Plus tard, lors d'une brève halte devant la préfecture, la tête de cortège où ont pris place nombre de gilets jaunes chantera « Macron, rend le pognon ». Marc Puyraveau, de la CFDT du CHU, nous expliquera : « On est là parce qu'une manif unitaire peut mettre un peu la pression sur le gouvernement pour qu'il corrige éventuellement son projet de loi… Les syndicats, ce ne sont pas que les commissions paritaires, mais c'est vrai qu'un grand pan de la fonction publique peut tomber avec ça… » Secrétaire du syndicat Santé-Sociaux du Doubs de la CFDT, Christelle Tisserand est un peu plus nette : « on dénonce la politique menée depuis des années. Si la santé devient payante, des gens ne se soigneront plus… » 

« La République est en danger ! »

Ce rassemblement du 9 mai est bien dédié aux trois fonctions publiques - d'Etat, hospitalière, territoriale - qui n'entendent pas se laisser faire face à plusieurs projets du pouvoir. De la fin des fameuses commissions paritaires à la suppression de 120.000 postes de fonctionnaires, de l'hôpital à l'éducation (bien représentés) en passant par moult services publics maltraités, de la poste aux forestiers en passant par divers services de l'Etat : finances publiques, environnement, travail, etc. Ancien conseiller régional socialiste, ayant toujours sa carte du parti, Marcel Fleury, 87 ans, est venu en soutien : « j'ai manifesté toute ma vie, je manifesterai jusqu'au bout. Dès lors que l'on s'en prend au statut de fonctionnaire issu du Conseil national de la Résistance, il faut résister ! Car la République est en danger ».

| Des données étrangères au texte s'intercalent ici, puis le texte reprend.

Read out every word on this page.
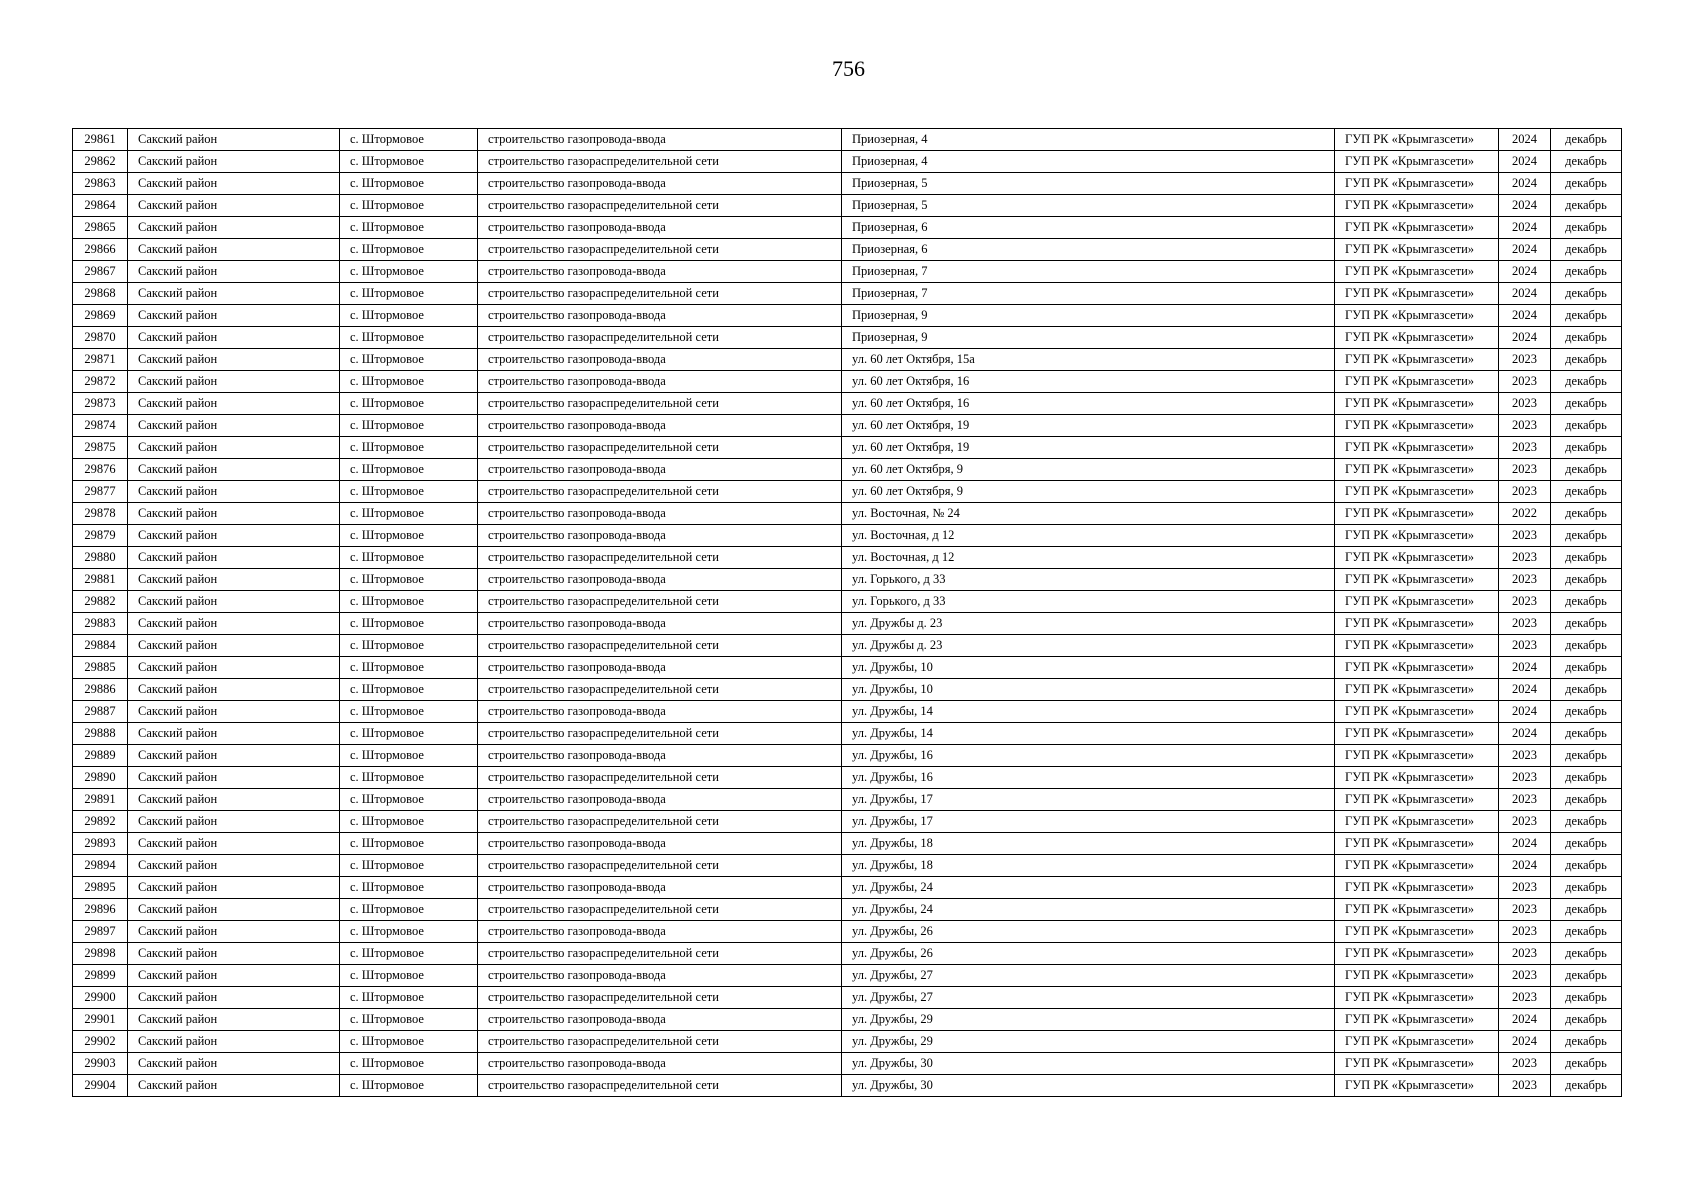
756
29861	Сакский район	с. Штормовое	строительство газопровода-ввода	Приозерная, 4	ГУП РК «Крымгазсети»	2024	декабрь
29862	Сакский район	с. Штормовое	строительство газораспределительной сети	Приозерная, 4	ГУП РК «Крымгазсети»	2024	декабрь
29863	Сакский район	с. Штормовое	строительство газопровода-ввода	Приозерная, 5	ГУП РК «Крымгазсети»	2024	декабрь
29864	Сакский район	с. Штормовое	строительство газораспределительной сети	Приозерная, 5	ГУП РК «Крымгазсети»	2024	декабрь
29865	Сакский район	с. Штормовое	строительство газопровода-ввода	Приозерная, 6	ГУП РК «Крымгазсети»	2024	декабрь
29866	Сакский район	с. Штормовое	строительство газораспределительной сети	Приозерная, 6	ГУП РК «Крымгазсети»	2024	декабрь
29867	Сакский район	с. Штормовое	строительство газопровода-ввода	Приозерная, 7	ГУП РК «Крымгазсети»	2024	декабрь
29868	Сакский район	с. Штормовое	строительство газораспределительной сети	Приозерная, 7	ГУП РК «Крымгазсети»	2024	декабрь
29869	Сакский район	с. Штормовое	строительство газопровода-ввода	Приозерная, 9	ГУП РК «Крымгазсети»	2024	декабрь
29870	Сакский район	с. Штормовое	строительство газораспределительной сети	Приозерная, 9	ГУП РК «Крымгазсети»	2024	декабрь
29871	Сакский район	с. Штормовое	строительство газопровода-ввода	ул. 60 лет Октября, 15а	ГУП РК «Крымгазсети»	2023	декабрь
29872	Сакский район	с. Штормовое	строительство газопровода-ввода	ул. 60 лет Октября, 16	ГУП РК «Крымгазсети»	2023	декабрь
29873	Сакский район	с. Штормовое	строительство газораспределительной сети	ул. 60 лет Октября, 16	ГУП РК «Крымгазсети»	2023	декабрь
29874	Сакский район	с. Штормовое	строительство газопровода-ввода	ул. 60 лет Октября, 19	ГУП РК «Крымгазсети»	2023	декабрь
29875	Сакский район	с. Штормовое	строительство газораспределительной сети	ул. 60 лет Октября, 19	ГУП РК «Крымгазсети»	2023	декабрь
29876	Сакский район	с. Штормовое	строительство газопровода-ввода	ул. 60 лет Октября, 9	ГУП РК «Крымгазсети»	2023	декабрь
29877	Сакский район	с. Штормовое	строительство газораспределительной сети	ул. 60 лет Октября, 9	ГУП РК «Крымгазсети»	2023	декабрь
29878	Сакский район	с. Штормовое	строительство газопровода-ввода	ул. Восточная, № 24	ГУП РК «Крымгазсети»	2022	декабрь
29879	Сакский район	с. Штормовое	строительство газопровода-ввода	ул. Восточная, д 12	ГУП РК «Крымгазсети»	2023	декабрь
29880	Сакский район	с. Штормовое	строительство газораспределительной сети	ул. Восточная, д 12	ГУП РК «Крымгазсети»	2023	декабрь
29881	Сакский район	с. Штормовое	строительство газопровода-ввода	ул. Горького, д 33	ГУП РК «Крымгазсети»	2023	декабрь
29882	Сакский район	с. Штормовое	строительство газораспределительной сети	ул. Горького, д 33	ГУП РК «Крымгазсети»	2023	декабрь
29883	Сакский район	с. Штормовое	строительство газопровода-ввода	ул. Дружбы д. 23	ГУП РК «Крымгазсети»	2023	декабрь
29884	Сакский район	с. Штормовое	строительство газораспределительной сети	ул. Дружбы д. 23	ГУП РК «Крымгазсети»	2023	декабрь
29885	Сакский район	с. Штормовое	строительство газопровода-ввода	ул. Дружбы, 10	ГУП РК «Крымгазсети»	2024	декабрь
29886	Сакский район	с. Штормовое	строительство газораспределительной сети	ул. Дружбы, 10	ГУП РК «Крымгазсети»	2024	декабрь
29887	Сакский район	с. Штормовое	строительство газопровода-ввода	ул. Дружбы, 14	ГУП РК «Крымгазсети»	2024	декабрь
29888	Сакский район	с. Штормовое	строительство газораспределительной сети	ул. Дружбы, 14	ГУП РК «Крымгазсети»	2024	декабрь
29889	Сакский район	с. Штормовое	строительство газопровода-ввода	ул. Дружбы, 16	ГУП РК «Крымгазсети»	2023	декабрь
29890	Сакский район	с. Штормовое	строительство газораспределительной сети	ул. Дружбы, 16	ГУП РК «Крымгазсети»	2023	декабрь
29891	Сакский район	с. Штормовое	строительство газопровода-ввода	ул. Дружбы, 17	ГУП РК «Крымгазсети»	2023	декабрь
29892	Сакский район	с. Штормовое	строительство газораспределительной сети	ул. Дружбы, 17	ГУП РК «Крымгазсети»	2023	декабрь
29893	Сакский район	с. Штормовое	строительство газопровода-ввода	ул. Дружбы, 18	ГУП РК «Крымгазсети»	2024	декабрь
29894	Сакский район	с. Штормовое	строительство газораспределительной сети	ул. Дружбы, 18	ГУП РК «Крымгазсети»	2024	декабрь
29895	Сакский район	с. Штормовое	строительство газопровода-ввода	ул. Дружбы, 24	ГУП РК «Крымгазсети»	2023	декабрь
29896	Сакский район	с. Штормовое	строительство газораспределительной сети	ул. Дружбы, 24	ГУП РК «Крымгазсети»	2023	декабрь
29897	Сакский район	с. Штормовое	строительство газопровода-ввода	ул. Дружбы, 26	ГУП РК «Крымгазсети»	2023	декабрь
29898	Сакский район	с. Штормовое	строительство газораспределительной сети	ул. Дружбы, 26	ГУП РК «Крымгазсети»	2023	декабрь
29899	Сакский район	с. Штормовое	строительство газопровода-ввода	ул. Дружбы, 27	ГУП РК «Крымгазсети»	2023	декабрь
29900	Сакский район	с. Штормовое	строительство газораспределительной сети	ул. Дружбы, 27	ГУП РК «Крымгазсети»	2023	декабрь
29901	Сакский район	с. Штормовое	строительство газопровода-ввода	ул. Дружбы, 29	ГУП РК «Крымгазсети»	2024	декабрь
29902	Сакский район	с. Штормовое	строительство газораспределительной сети	ул. Дружбы, 29	ГУП РК «Крымгазсети»	2024	декабрь
29903	Сакский район	с. Штормовое	строительство газопровода-ввода	ул. Дружбы, 30	ГУП РК «Крымгазсети»	2023	декабрь
29904	Сакский район	с. Штормовое	строительство газораспределительной сети	ул. Дружбы, 30	ГУП РК «Крымгазсети»	2023	декабрь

Syndicats en danger, république en danger, fonctionnaires en péril... Ils sont plus de 1000 sur la place de la Révolution. De loin, on voit les chasubles et drapeaux oranges de la CFDT bien isolés des autres. Comme si la centrale réformiste donnait une première impression de craindre le mélange avec les troupes plus bruyantes de la CGT, Solidaires, FO ou de la FSU. Mais tous se rapprocheront dans le mouvement, une marche passant par le quai Veil-Picard, Chamars, Mégevand, la Grand rue, le rectorat, la préfecture, puis une longue pause devant le commissariat, gardé par des gendarmes mobiles, où un gilet jaune avait été convoqué puis placé en garde à vue…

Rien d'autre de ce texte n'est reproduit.